Будда из пригорода - страница 11

стр.

От меня ничего не скроешь. Я не ограничился шпионажем за мамой. Так я узнал, что хотя папин речевой аппарат бездействовал, глазами он пользовался на полную катушку. Заглянув в его дипломат, я выудил книги Лу По, Лао Цзы и Кристмаса Хамфри.

Я знал, что самое интересное у нас в доме начнется, если папу позовут к телефону. Так что, когда однажды вечером в половине одиннадцатого раздался звонок, я бросился сломя голову, чтобы первым схватить трубку. Услышав евин голос, я понял, что и сам по ней дико соскучился.

Она сказала:

— Привет, шалунишка, а папа твой где? Почему не звонишь? Что читаешь?

— А что бы ты посоветовала, Ева?

— Лучше заходи в гости, я тебя и просвещу.

— А когда?

— Да как сможешь, так и заглядывай.

Я сходил за папой, который уже стоял в дверях спальни в пижаме. Он схватил трубку. Просто не верилось, что он отважится разговаривать в собственном доме.

— Привет, — хрипло проговорил он, как человек, отвыкший пользоваться голосом. — Ева, рад тебя слышать, любовь моя. Но у меня голос пропал. Наверное, гланды. Можно я тебе с работы перезвоню?

Я поплелся в свою комнату, включил большой коричневый радиоприемник, и пока он разогревался, думал о своем.

Мама в тот вечер опять рисовала.

Произошло ещё одно событие, окончательно убедившее меня, что Божок, как я теперь называл папу, готовится к какому-то важному шагу. Уже ночью, проходя мимо его спальни, я услышал странный, подозрительный звук, и приложил ухо к белой крашеной двери. Да, Божок разговаривал сам с собою, но отнюдь не про себя. Говорил он медленно, каким-то неестественным, более глубоким голосом, как будто обращаясь к толпе. Присвистывал на букве «с» и утрировал свой индийский акцент. Годами папа пытался от него избавиться, чтобы как можно больше походить на англичанина, и тут на тебе, здрасте-пожалуйста. Зачем?

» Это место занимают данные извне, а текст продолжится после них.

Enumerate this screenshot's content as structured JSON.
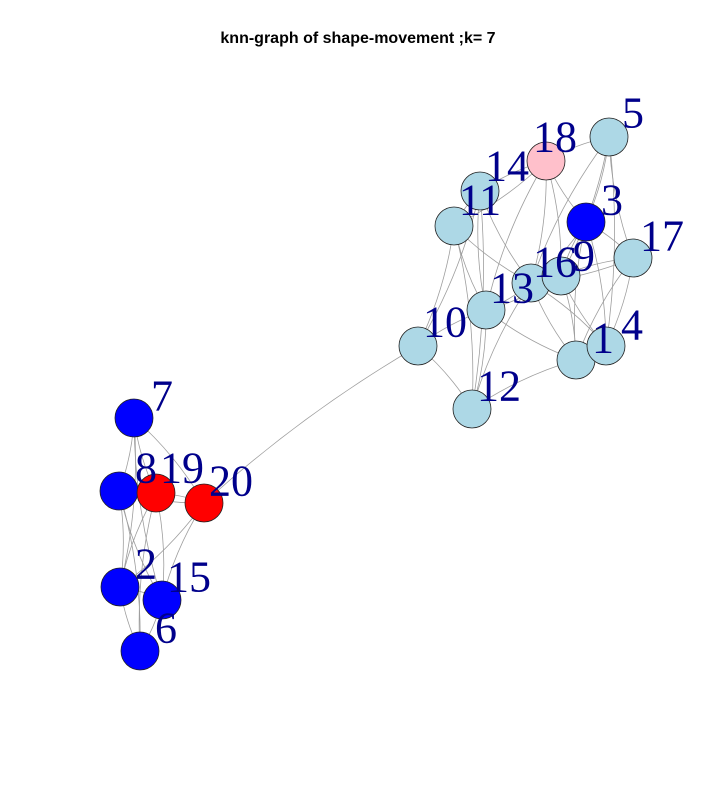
{
  "title": "knn-graph of shape-movement ;k= 7",
  "colors": {
    "lightblue": "#add8e6",
    "blue": "#0000ff",
    "red": "#ff0000",
    "pink": "#ffc0cb",
    "edge": "#9e9e9e",
    "label": "#00008b"
  },
  "nodes": [
    {
      "id": "n5",
      "label": "5",
      "color": "lightblue"
    },
    {
      "id": "n18",
      "label": "18",
      "color": "pink"
    },
    {
      "id": "n14a",
      "label": "14",
      "color": "lightblue"
    },
    {
      "id": "n11",
      "label": "11",
      "color": "lightblue"
    },
    {
      "id": "n3",
      "label": "3",
      "color": "blue"
    },
    {
      "id": "n17",
      "label": "17",
      "color": "lightblue"
    },
    {
      "id": "n16",
      "label": "16",
      "color": "lightblue"
    },
    {
      "id": "n9",
      "label": "9",
      "color": "lightblue"
    },
    {
      "id": "n13",
      "label": "13",
      "color": "lightblue"
    },
    {
      "id": "n10",
      "label": "10",
      "color": "lightblue"
    },
    {
      "id": "n1",
      "label": "1",
      "color": "lightblue"
    },
    {
      "id": "n4",
      "label": "4",
      "color": "lightblue"
    },
    {
      "id": "n12",
      "label": "12",
      "color": "lightblue"
    },
    {
      "id": "n7",
      "label": "7",
      "color": "blue"
    },
    {
      "id": "n8",
      "label": "8",
      "color": "blue"
    },
    {
      "id": "n19",
      "label": "19",
      "color": "red"
    },
    {
      "id": "n20",
      "label": "20",
      "color": "red"
    },
    {
      "id": "n2",
      "label": "2",
      "color": "blue"
    },
    {
      "id": "n15",
      "label": "15",
      "color": "blue"
    },
    {
      "id": "n6",
      "label": "6",
      "color": "blue"
    }
  ],
  "edges": [
    [
      "n5",
      "n18"
    ],
    [
      "n5",
      "n3"
    ],
    [
      "n5",
      "n17"
    ],
    [
      "n5",
      "n9"
    ],
    [
      "n5",
      "n16"
    ],
    [
      "n5",
      "n4"
    ],
    [
      "n18",
      "n14a"
    ],
    [
      "n18",
      "n11"
    ],
    [
      "n18",
      "n3"
    ],
    [
      "n18",
      "n16"
    ],
    [
      "n18",
      "n13"
    ],
    [
      "n18",
      "n9"
    ],
    [
      "n14a",
      "n11"
    ],
    [
      "n14a",
      "n10"
    ],
    [
      "n14a",
      "n13"
    ],
    [
      "n14a",
      "n12"
    ],
    [
      "n14a",
      "n16"
    ],
    [
      "n11",
      "n10"
    ],
    [
      "n11",
      "n13"
    ],
    [
      "n11",
      "n12"
    ],
    [
      "n11",
      "n16"
    ],
    [
      "n3",
      "n17"
    ],
    [
      "n3",
      "n9"
    ],
    [
      "n3",
      "n16"
    ],
    [
      "n3",
      "n1"
    ],
    [
      "n3",
      "n4"
    ],
    [
      "n17",
      "n9"
    ],
    [
      "n17",
      "n4"
    ],
    [
      "n17",
      "n1"
    ],
    [
      "n17",
      "n16"
    ],
    [
      "n16",
      "n9"
    ],
    [
      "n16",
      "n13"
    ],
    [
      "n16",
      "n1"
    ],
    [
      "n16",
      "n4"
    ],
    [
      "n16",
      "n12"
    ],
    [
      "n9",
      "n1"
    ],
    [
      "n9",
      "n4"
    ],
    [
      "n9",
      "n13"
    ],
    [
      "n13",
      "n10"
    ],
    [
      "n13",
      "n12"
    ],
    [
      "n13",
      "n1"
    ],
    [
      "n10",
      "n12"
    ],
    [
      "n10",
      "n20"
    ],
    [
      "n1",
      "n4"
    ],
    [
      "n1",
      "n12"
    ],
    [
      "n7",
      "n8"
    ],
    [
      "n7",
      "n19"
    ],
    [
      "n7",
      "n2"
    ],
    [
      "n7",
      "n15"
    ],
    [
      "n7",
      "n20"
    ],
    [
      "n8",
      "n19"
    ],
    [
      "n8",
      "n2"
    ],
    [
      "n8",
      "n15"
    ],
    [
      "n8",
      "n6"
    ],
    [
      "n8",
      "n20"
    ],
    [
      "n19",
      "n20"
    ],
    [
      "n19",
      "n2"
    ],
    [
      "n19",
      "n15"
    ],
    [
      "n19",
      "n6"
    ],
    [
      "n20",
      "n2"
    ],
    [
      "n20",
      "n15"
    ],
    [
      "n2",
      "n15"
    ],
    [
      "n2",
      "n6"
    ],
    [
      "n15",
      "n6"
    ]
  ]
}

Через несколько недель, в субботу утром он позвал меня к себе в комнату и загадочно спросил:

— Ты как насчет сегодня?

— А что сегодня, Божок?

— Я выступаю, — сказал он, не в силах скрыть гордость.

— Правда? Опять?

— Да, меня попросили. Что называется, по требованию публики.

— Здорово. А где?

— Секретная информация. — Он с довольным видом похлопал себя по пузу. Так вот чего он хочет на самом деле — выступать. — Меня еле нашли, по всему Орпингтону разыскивали. Скоро я стану популярней, чем Боб Хоуп[22]. Но твоей маме я ни словом не обмолвился. Она совсем не понимает моих публичных выходов, вернее, уходов из дома. Ты со мной?

— С тобой, пап.

— Ну и славно. Готовься.

— А чего мне готовиться-то?

Он ласково дотронулся до моей щеки тыльной стороной ладони.

— Волнуешься, а? — Я не ответил. — Нравится тебе на людях бывать, внимание и все такое.

— Да, — застенчиво сказал я.

— А мне нравится, когда ты со мной. Я очень тебя люблю. Мы вместе растем, вместе.

Он был прав, — я с трепетом ждал его второго выступления. Мне и само действо нравилось, но кое-что занимало меня куда больше. Мне не терпелось выяснить, шарлатан мой папа, или есть во всем этом сермяжная правда. Очаровал же он Еву, в конце концов, и главное — одурманил Чарли, а это ох как непросто. На них подействовала его магия, и я окрестил его «Божком», но некоторые сомнения у меня все же оставались. Он не заслужил ещё полного права на это прозвище. Мне хотелось знать, действительно ли мой внезапно прославившийся папочка мог что-то дать людям, или он всего лишь очередной эксцентрик с окраины.

Глава вторая

Папа и Анвар жили по соседству в Бомбее, и с пятилетнего возраста были друзьями не разлей вода. Папин отец, врач, построил на берегу Яху симпатичный, скромный деревянный дом для себя, жены и двенадцати детей. Папа и Анвар спали вместе на веранде, и чуть свет бежали к морю купаться. В школу они ездили в двуколке. По выходным играли в крикет, а после школы — в теннис на семейном корте. Слуги подавали мячи. В частых матчах по крикету с англичанами приходилось поддаваться: Англия должна была победить. В то время постоянно случались бунты, демонстрации и драки между индуистами и мусульманами. Вдруг выяснялось, что твои друзья и соседи индусы выкрикивают непристойности перед твоим домом.